In order to get everything up and running please first run the follwing commands:
sudo apt-get install g++
sudo apt-get install cmake
sudo apt-get install python-pip
pip3 install -r requirements.txt (RUN THIS COMMAND TWICE FOR NOW)
Next compile the environemnt by entering the hanabi_learning_enviroment directory
cd hanabi_learning_environment
and run:
cmake .
make
Training the different algorithms is straight forward. Before running training though, make sure to set the PYTHONPATH environment variable to the root directory of this project. In order to do so, run:
export PYTHONPATH="Enter-root-directory-of-this-project-here"
You may want to add this line to the .bashrc file in order to run it each time the shell is started.
Enter the training/
directory and run:
python -um train_rainbow_variants --base_dir="ENTER_PREFERRED_BASE_DIR" --gin_files="ENTER_PATH_TO_GIN_FILE_HERE"
The base_dir path
specifies the directory where training checkpoints(neural network weights, logs etc.) are saved during training. In general we recommend placing it inside agents/trained_models/
.
The --gin_files
flag specifies, which agent you want to train. Each DQN agent has it's own gin file. Find these in configs/
. For the specific explanations of the different DQN-agents, please refer to the paper.
Enter the training/
directory and run:
python3 train_ppo_agent.py --root_dir="ENTER_PREFERRED_BASE_DIR" --alsologtostderr
The root_dir path
specifies the directory where training checkpoints(neural network weights, logs etc.) are saved during training.

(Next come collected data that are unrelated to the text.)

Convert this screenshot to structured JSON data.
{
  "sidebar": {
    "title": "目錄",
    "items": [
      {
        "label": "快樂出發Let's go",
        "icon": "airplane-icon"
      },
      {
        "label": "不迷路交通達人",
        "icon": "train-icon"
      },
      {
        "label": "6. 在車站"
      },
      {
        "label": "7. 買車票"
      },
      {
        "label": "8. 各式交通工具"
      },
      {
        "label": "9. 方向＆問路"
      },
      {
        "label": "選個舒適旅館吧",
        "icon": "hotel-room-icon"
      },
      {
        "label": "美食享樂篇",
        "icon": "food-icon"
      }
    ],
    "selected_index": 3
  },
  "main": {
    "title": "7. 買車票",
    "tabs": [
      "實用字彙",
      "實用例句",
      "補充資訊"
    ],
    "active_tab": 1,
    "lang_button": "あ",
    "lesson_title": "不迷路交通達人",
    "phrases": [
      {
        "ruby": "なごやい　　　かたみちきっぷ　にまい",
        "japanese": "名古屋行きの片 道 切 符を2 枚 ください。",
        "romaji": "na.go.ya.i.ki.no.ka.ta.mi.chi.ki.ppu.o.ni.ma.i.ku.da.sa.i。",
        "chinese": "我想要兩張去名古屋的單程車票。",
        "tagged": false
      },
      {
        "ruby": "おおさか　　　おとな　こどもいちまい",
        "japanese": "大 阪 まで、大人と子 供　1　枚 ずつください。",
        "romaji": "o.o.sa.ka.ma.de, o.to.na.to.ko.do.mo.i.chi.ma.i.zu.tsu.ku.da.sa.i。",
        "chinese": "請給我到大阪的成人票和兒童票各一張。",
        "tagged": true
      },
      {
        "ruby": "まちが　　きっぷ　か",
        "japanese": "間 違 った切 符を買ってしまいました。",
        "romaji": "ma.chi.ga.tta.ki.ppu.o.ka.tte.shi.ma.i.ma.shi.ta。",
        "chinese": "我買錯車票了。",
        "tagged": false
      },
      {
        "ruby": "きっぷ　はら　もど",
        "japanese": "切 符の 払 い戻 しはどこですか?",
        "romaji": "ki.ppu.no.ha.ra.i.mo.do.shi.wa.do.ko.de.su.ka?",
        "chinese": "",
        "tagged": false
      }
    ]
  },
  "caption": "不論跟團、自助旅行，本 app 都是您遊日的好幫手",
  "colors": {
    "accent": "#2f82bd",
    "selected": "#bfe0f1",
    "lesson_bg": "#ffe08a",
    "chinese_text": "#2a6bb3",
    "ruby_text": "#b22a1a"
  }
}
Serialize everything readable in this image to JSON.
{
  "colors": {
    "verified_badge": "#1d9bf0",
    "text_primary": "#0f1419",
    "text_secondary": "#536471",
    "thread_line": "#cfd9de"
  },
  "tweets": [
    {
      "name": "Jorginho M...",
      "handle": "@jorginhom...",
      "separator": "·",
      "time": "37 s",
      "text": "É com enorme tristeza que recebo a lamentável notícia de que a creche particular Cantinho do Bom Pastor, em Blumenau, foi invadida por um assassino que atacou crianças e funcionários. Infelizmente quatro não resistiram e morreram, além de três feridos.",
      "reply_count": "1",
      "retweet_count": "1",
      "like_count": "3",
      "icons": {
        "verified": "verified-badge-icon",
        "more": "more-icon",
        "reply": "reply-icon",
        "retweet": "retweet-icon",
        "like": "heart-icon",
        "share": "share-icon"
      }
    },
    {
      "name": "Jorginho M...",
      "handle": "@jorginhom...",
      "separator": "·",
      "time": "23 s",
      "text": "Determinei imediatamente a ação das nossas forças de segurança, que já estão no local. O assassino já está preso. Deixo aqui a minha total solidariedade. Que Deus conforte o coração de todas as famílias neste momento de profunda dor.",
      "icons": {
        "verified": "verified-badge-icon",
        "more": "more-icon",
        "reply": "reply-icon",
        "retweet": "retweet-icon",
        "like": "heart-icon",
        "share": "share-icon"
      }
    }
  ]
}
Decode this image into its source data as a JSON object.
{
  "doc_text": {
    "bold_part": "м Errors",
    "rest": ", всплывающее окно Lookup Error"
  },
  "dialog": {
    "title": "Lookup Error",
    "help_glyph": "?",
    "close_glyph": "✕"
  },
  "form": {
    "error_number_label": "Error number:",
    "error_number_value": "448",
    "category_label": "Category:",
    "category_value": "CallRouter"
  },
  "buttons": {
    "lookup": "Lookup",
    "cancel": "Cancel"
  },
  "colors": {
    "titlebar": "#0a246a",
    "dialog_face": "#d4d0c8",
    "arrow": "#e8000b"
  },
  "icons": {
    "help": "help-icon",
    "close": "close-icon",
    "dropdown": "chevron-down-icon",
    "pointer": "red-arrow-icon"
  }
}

To train a rainbow agent in an adhoc setting, we use the gin-config file: hanabi_adhoc_rainbow_rule_based
. In it the team number is specified, which determines the number of rainbow agents playing with rule-based agents in a team of 4.
Setting create_adhoc_team.team_no
to 1
therefore creates a team with 1 rainbow agent, and 3 rule-based agent. The training is started similar as the rainbow variants:
python -um train_adhoc_rainbow_rule_based --base_dir="tmp/adhoc_team1" --gin_files='configs/hanabi_adhoc_rainbow_rule_based.gin'
In order to evaluate how the agents perform in self and adhoc play, run the jupyter-notebook:
cd evaluation
jupyter-notebook AdHocViz.ipynb
There you see how to run evaluation games with the trained agents and plot their performances.

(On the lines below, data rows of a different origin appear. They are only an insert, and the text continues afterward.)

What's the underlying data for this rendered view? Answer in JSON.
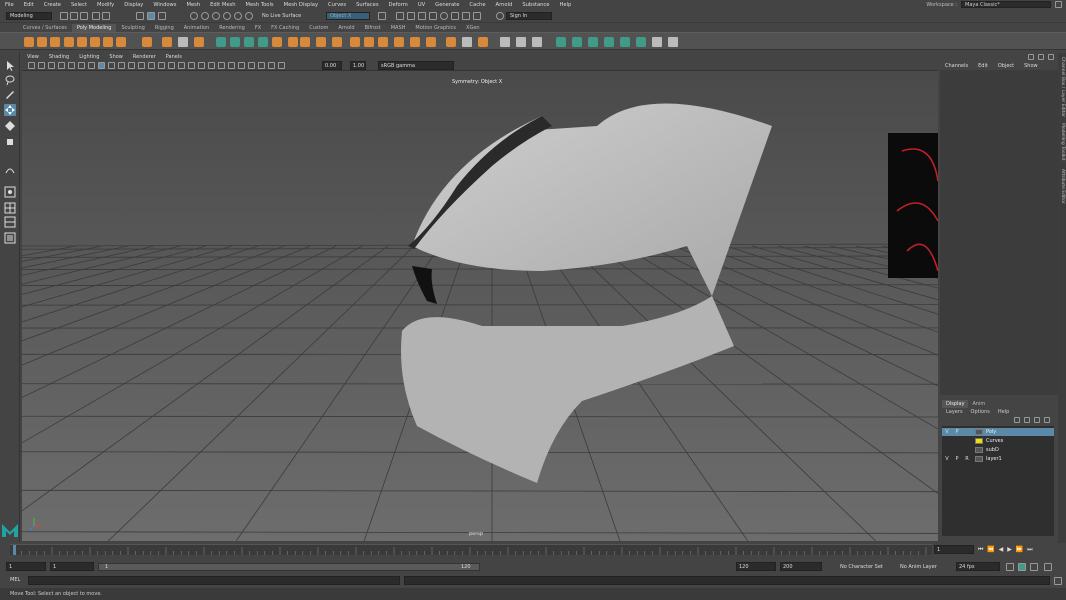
{
  "menubar": {
    "items": [
      "File",
      "Edit",
      "Create",
      "Select",
      "Modify",
      "Display",
      "Windows",
      "Mesh",
      "Edit Mesh",
      "Mesh Tools",
      "Mesh Display",
      "Curves",
      "Surfaces",
      "Deform",
      "UV",
      "Generate",
      "Cache",
      "Arnold",
      "Substance",
      "Help"
    ],
    "workspace_label": "Workspace :",
    "workspace_value": "Maya Classic*"
  },
  "statusline": {
    "mode": "Modeling",
    "live_surface": "No Live Surface",
    "symmetry": "Object X",
    "sign_in": "Sign In"
  },
  "shelf": {
    "tabs": [
      "Curves / Surfaces",
      "Poly Modeling",
      "Sculpting",
      "Rigging",
      "Animation",
      "Rendering",
      "FX",
      "FX Caching",
      "Custom",
      "Arnold",
      "Bifrost",
      "MASH",
      "Motion Graphics",
      "XGen"
    ],
    "active_tab": "Poly Modeling"
  },
  "panel": {
    "menus": [
      "View",
      "Shading",
      "Lighting",
      "Show",
      "Renderer",
      "Panels"
    ],
    "exposure": "0.00",
    "gamma": "1.00",
    "colorspace": "sRGB gamma",
    "symmetry_label": "Symmetry: Object X",
    "camera": "persp"
  },
  "channelbox": {
    "menus": [
      "Channels",
      "Edit",
      "Object",
      "Show"
    ],
    "side_tabs": [
      "Channel Box / Layer Editor",
      "Modelling Toolkit",
      "Attribute Editor"
    ]
  },
  "layers": {
    "tabs": [
      "Display",
      "Anim"
    ],
    "menus": [
      "Layers",
      "Options",
      "Help"
    ],
    "rows": [
      {
        "v": "V",
        "p": "P",
        "r": "",
        "color": "#555555",
        "name": "Poly",
        "selected": true
      },
      {
        "v": "",
        "p": "",
        "r": "",
        "color": "#f0e000",
        "name": "Curves",
        "selected": false
      },
      {
        "v": "",
        "p": "",
        "r": "",
        "color": "#555555",
        "name": "subD",
        "selected": false
      },
      {
        "v": "V",
        "p": "P",
        "r": "R",
        "color": "#555555",
        "name": "layer1",
        "selected": false
      }
    ]
  },
  "timeslider": {
    "current_frame": "1",
    "range_start": "1",
    "range_start2": "1",
    "range_inner_start": "1",
    "range_inner_end": "120",
    "range_end": "120",
    "range_end2": "200",
    "character_set": "No Character Set",
    "anim_layer": "No Anim Layer",
    "fps": "24 fps"
  },
  "cmdline": {
    "lang": "MEL"
  },
  "helpline": {
    "text": "Move Tool: Select an object to move."
  },
  "colors": {
    "accent": "#5a8aa8",
    "shelf_orange": "#d9893a",
    "shelf_teal": "#3f9c88",
    "viewport": "#6e6e6e"
  }
}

These instructions have been tested using Ubuntu 18.04.1 LTS.
unzip the gui/server/go.zip to "$HOME/" [do not change directory]
Install Golang:
sudo add-apt-repository ppa:longsleep/golang-backports
(if you don't do this, it will install a version of Golang that is very old)
sudo apt update
sudo apt install golang-go -y
export GOPATH=$HOME/go && echo 'export GOPATH=$HOME/go' >> ~/.profile
export PATH=$PATH:$GOPATH/bin && echo 'export PATH=$PATH:$GOPATH/bin' >> ~/.profile
Install MariaDB:
sudo apt install mariadb-server -y
sudo mysql_secure_installation
Follow the prompts.
Set up a database user and import the database schema:
sudo mysql -u root -p
CREATE DATABASE hanabi;
CREATE USER 'hanabiuser'@'localhost' IDENTIFIED BY 'pass';
GRANT ALL PRIVILEGES ON hanabi.* to 'hanabiuser'@'localhost';
FLUSH PRIVILEGES;
$HOME/go/src/github.com/Zamiell/hanabi-live/install/install_database_schema.sh
COMPILE:
cd "$HOME/go/src/github.com/Zamiell/hanabi-live/src/"
go install
RUN SERVER:
[for some reason you HAVE to start from here !] cd "$HOME/go"
sudo "$GOPATH/bin/src"
server should run now
open a browser and type localhost
USE AGENTS:
run the client.py via python3 from within the deepmind repo.
They will automatically connect to games opened
Prerequisites:
- python3
- running server (See Wiki: GUI-setup-(server-on-localhost) )
Dependencies:
- python websockets (pip3 install websocket websocket-client)
USAGE:
- python3 client.py [defaults to one human player and 2 simple agents]
- open lobby before or after starting client and agents will join automatically
EXAMPLEs:
- python3 client.py -n=0 [n: number of human players --> launches AGENT_ONLY mode]
- python3 client.py -a simple simple [a: agent classes as specified in ui_config.py]
- python3 client.py -e=1 [e: number of episodes agents will play if -n=0]
Also, use -e=1 to finish running games (agents will auto-rejoin), that are hanging due to closed client
- python3 client.py --help [for more args and info]
Client performs auto-login with created accounts as per default. If this is not desired, delete browsercache or restart server.
Please find detailed explanations about the learning environment, encoding of objects, Framework specifics in the wiki of this REPO and theoretical background about this project in the paper.